What happened to the importance of being comfortable in your own skin? Does that only apply to being happy about what you see in the mirror when you're alone? What happened to a woman having confidence in her choices and being the only judge that matters when it comes to what she does or doesn't share with the public?

Moreover, what happened to being allowed to care what you look like? If you want others to think you're pretty too, does that mean you've signed your soul over to the patriarchy?

Has it become a bad thing to enjoy looking desirable?

First off, Watson—whose Beauty and the Beast is in theaters March 17, hence the spate of publicity right now—is being dragged over the coals and taken out of context for absolutely no reason. She did nothing wrong. Period.

The now 26-year-old actress became one of the de facto faces of celebrity feminism in 2014 when she gave an impassioned speech to the United Nations General Assembly as a newly appointed ambassador for gender equality. 

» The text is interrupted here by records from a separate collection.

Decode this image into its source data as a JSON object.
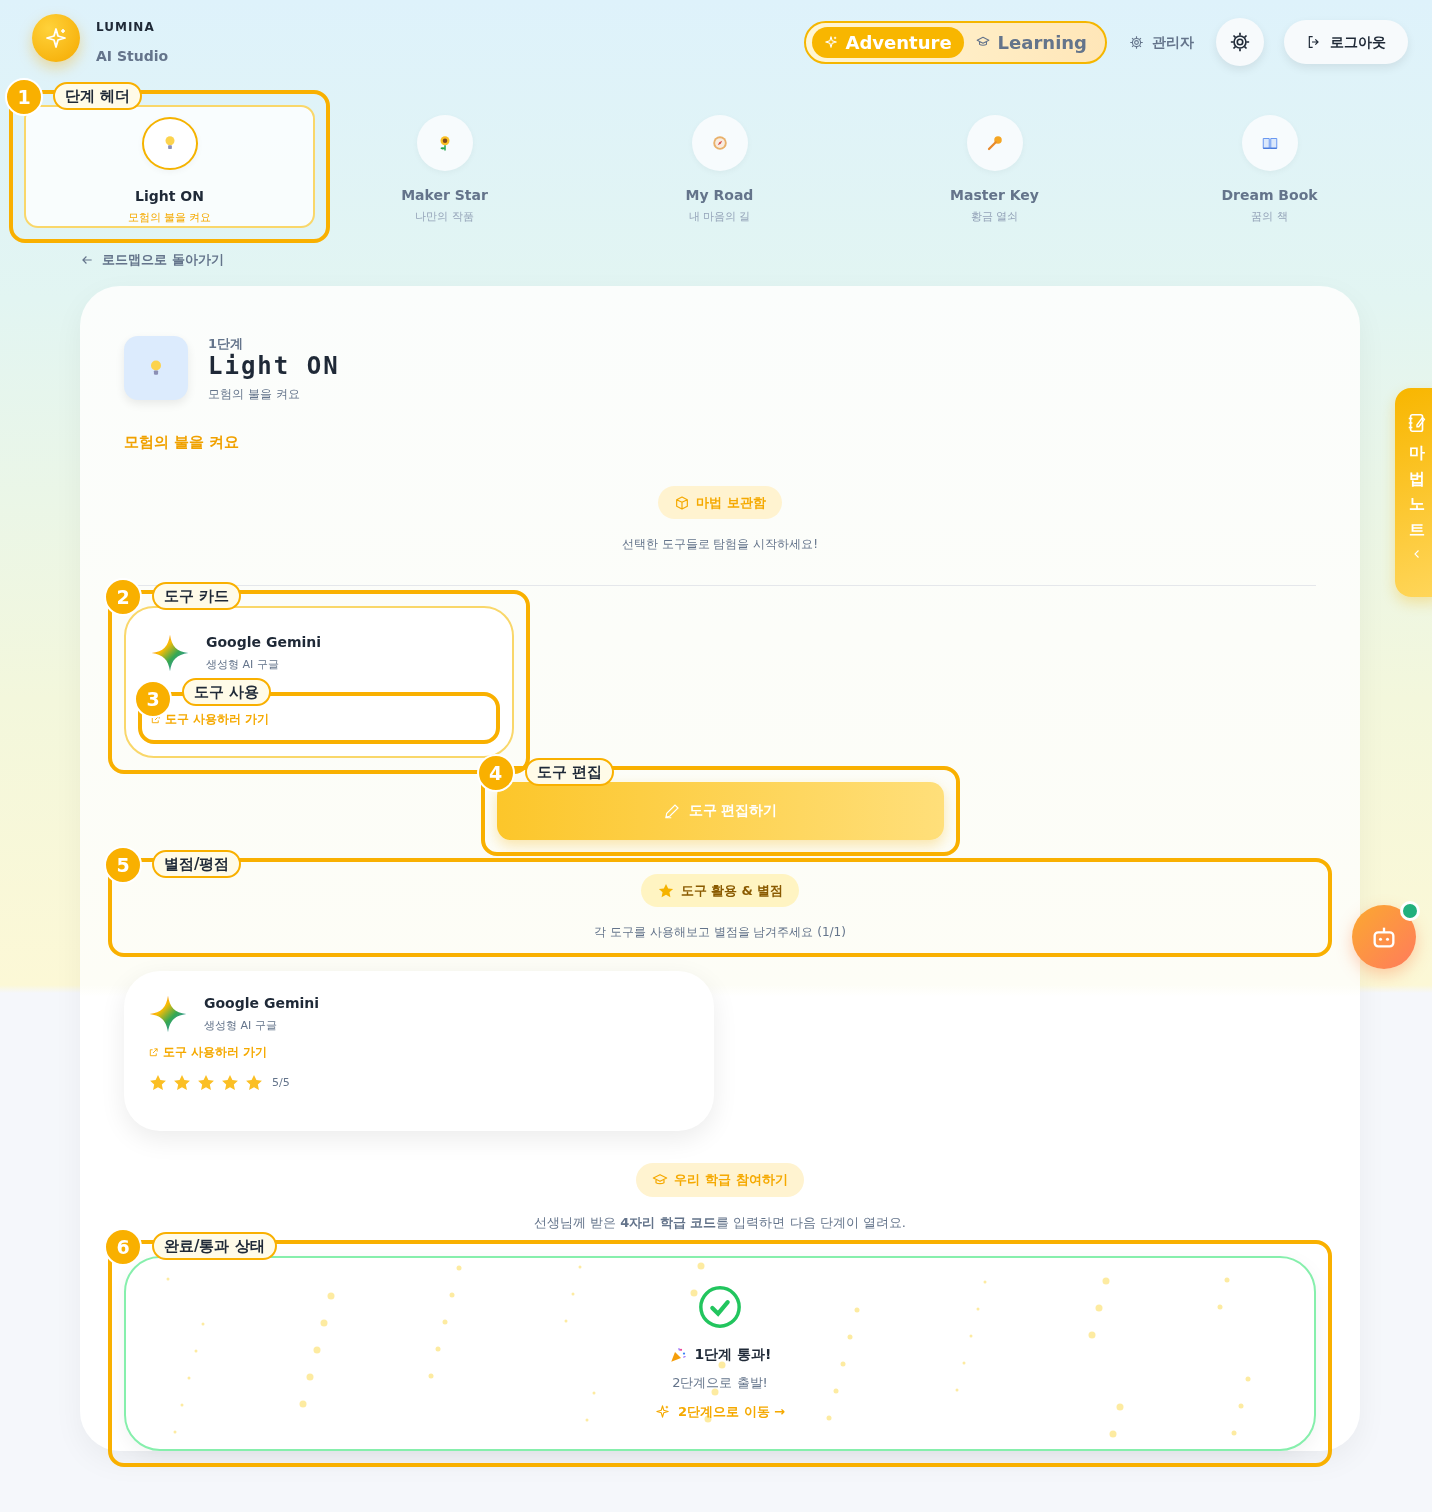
{
  "header": {
    "logo_title": "LUMINA",
    "logo_subtitle": "AI Studio",
    "mode_tabs": [
      {
        "label": "Adventure",
        "selected": true
      },
      {
        "label": "Learning",
        "selected": false
      }
    ],
    "admin_link": "관리자",
    "logout_button": "로그아웃"
  },
  "stages": [
    {
      "title": "Light ON",
      "subtitle": "모험의 불을 켜요",
      "selected": true
    },
    {
      "title": "Maker Star",
      "subtitle": "나만의 작품",
      "selected": false
    },
    {
      "title": "My Road",
      "subtitle": "내 마음의 길",
      "selected": false
    },
    {
      "title": "Master Key",
      "subtitle": "황금 열쇠",
      "selected": false
    },
    {
      "title": "Dream Book",
      "subtitle": "꿈의 책",
      "selected": false
    }
  ],
  "back_link": "로드맵으로 돌아가기",
  "stage_panel": {
    "step": "1단계",
    "title": "Light ON",
    "subtitle": "모험의 불을 켜요",
    "mission": "모험의 불을 켜요"
  },
  "magic_box": {
    "badge": "마법 보관함",
    "hint": "선택한 도구들로 탐험을 시작하세요!"
  },
  "tool_card": {
    "name": "Google Gemini",
    "description": "생성형 AI 구글",
    "link": "도구 사용하러 가기"
  },
  "edit_button": "도구 편집하기",
  "rating": {
    "badge": "도구 활용 & 별점",
    "hint": "각 도구를 사용해보고 별점을 남겨주세요 (1/1)",
    "tools": [
      {
        "name": "Google Gemini",
        "description": "생성형 AI 구글",
        "link": "도구 사용하러 가기",
        "stars": 5,
        "score": "5/5"
      }
    ]
  },
  "class_join": {
    "badge": "우리 학급 참여하기",
    "hint": "선생님께 받은 **4자리 학급 코드**를 입력하면 다음 단계이 열려요."
  },
  "completion": {
    "passed": true,
    "title": "1단계 통과!",
    "subtitle": "2단계으로 출발!",
    "link": "2단계으로 이동 →"
  },
  "side_tab": {
    "label": "마법노트"
  },
  "chatbot": {
    "online": true
  },
  "annotations": [
    {
      "number": "1",
      "label": "단계 헤더"
    },
    {
      "number": "2",
      "label": "도구 카드"
    },
    {
      "number": "3",
      "label": "도구 사용"
    },
    {
      "number": "4",
      "label": "도구 편집"
    },
    {
      "number": "5",
      "label": "별점/평점"
    },
    {
      "number": "6",
      "label": "완료/통과 상태"
    }
  ]
}
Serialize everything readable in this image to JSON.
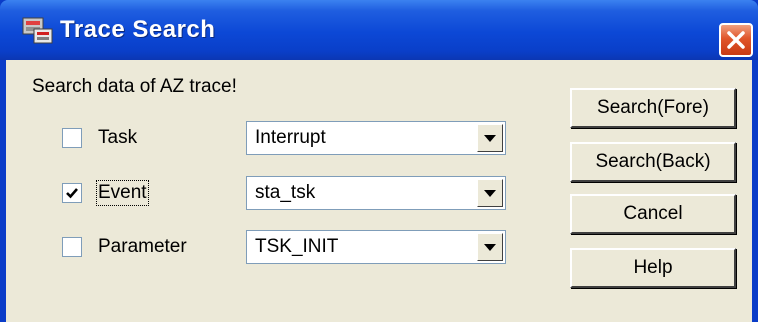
{
  "window": {
    "title": "Trace Search"
  },
  "caption": "Search data of AZ trace!",
  "rows": [
    {
      "label": "Task",
      "checked": false,
      "combo_value": "Interrupt"
    },
    {
      "label": "Event",
      "checked": true,
      "combo_value": "sta_tsk"
    },
    {
      "label": "Parameter",
      "checked": false,
      "combo_value": "TSK_INIT"
    }
  ],
  "buttons": {
    "search_fore": "Search(Fore)",
    "search_back": "Search(Back)",
    "cancel": "Cancel",
    "help": "Help"
  },
  "icons": {
    "app": "trace-app-icon",
    "close": "close-icon",
    "combo_arrow": "chevron-down-icon",
    "check": "check-icon"
  },
  "colors": {
    "titlebar": "#0a3fc9",
    "close": "#e0552a",
    "dialog_face": "#ece9d8"
  }
}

"I started questioning gender-based assumptions when at 8 I was confused at being called 'bossy,' because I wanted to direct the plays we would put on for our parents—but the boys were not," Watson said. "When at 14 I started being sexualized by certain elements of the press. When at 15 my girlfriends started dropping out of their sports teams because they didn't want to appear 'muscly.' When at 18 my male friends were unable to express their feelings.

"I decided I was a feminist and this seemed uncomplicated to me. But my recent research has shown me that feminism has become an unpopular word. "Apparently I am among the ranks of women whose expressions are seen as too strong, too aggressive, isolating, anti-men and, unattractive."

And now she's among the ranks of women getting heat from other women (and Piers Morgan, who at some point declared himself an authority on what being a proper feminist entails) for posing...not even particularly provocatively. She's just standing there in a skimpy piece of couture.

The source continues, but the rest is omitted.